Another justification for Putin’s invasion: the Russian president’s concern over the expansion of NATO, the North Atlantic Treaty Organization, into Eastern Europe and former Soviet Republics, especially Ukraine, which asked to join the alliance in 2008. Putin said the invasion of Ukraine was an act of self-defense against NATO expansion. NATO is a political and military alliance that dates back to 1949 and consists of 30 member countries, including the US, Canada, the UK, France, Belgium, and many other European nations.
Putin has criticized NATO for expanding eastward since the fall of the Soviet Union in 1991. He has said NATO enlisting nations on Russia’s borders represents a provocation, though NATO insists it is a defensive alliance and not a threat to Russia.
NATO figures heavily into the complex plot of “Red Storm Rising.” Early in the story, the Soviet Union knows it cannot seize oil reserves in the NATO-protected Persian Gulf region without antagonizing NATO. Therefore, it neutralizes NATO by implicating member West Germany in the deadly terrorist attack staged in the false-flag incident.

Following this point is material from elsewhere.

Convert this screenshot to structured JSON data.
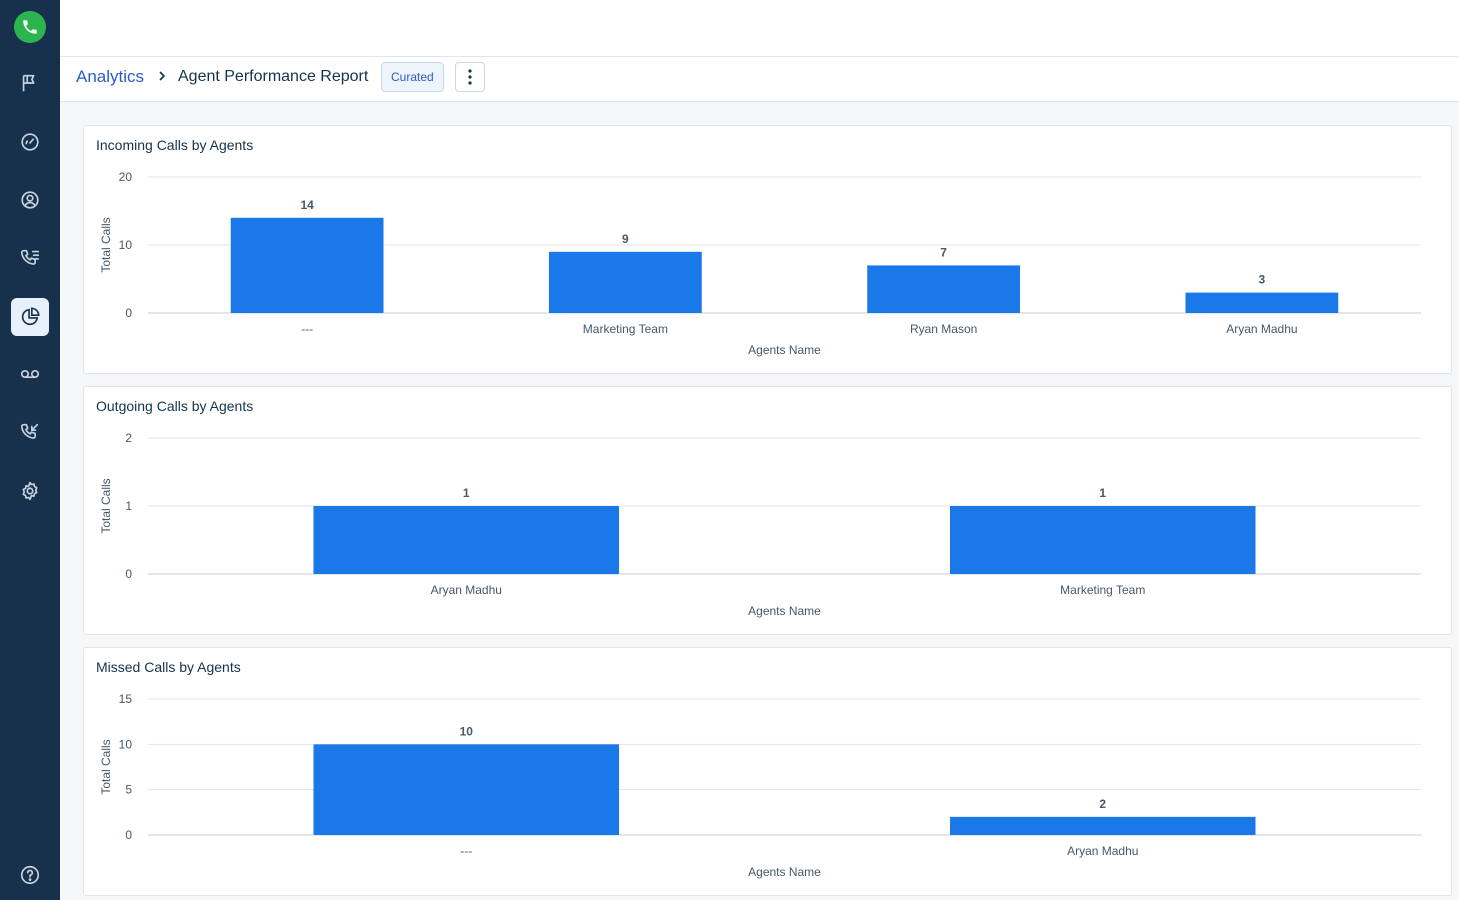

In both the book and in the current war unfolding in Ukraine, the Russian government blamed NATO and NATO-affiliated countries for crises it created. According to NATO, it “suspended practical cooperation with Russia” in 2014, in response to Russia’s aggressive actions against Ukraine, subsequently deploying about 5,000 troops to the Baltic States and Poland in 2016.
“Red Storm Rising” ends in a way we can only hope this horrific war concludes: the crisis is resolved before things get much, much worse.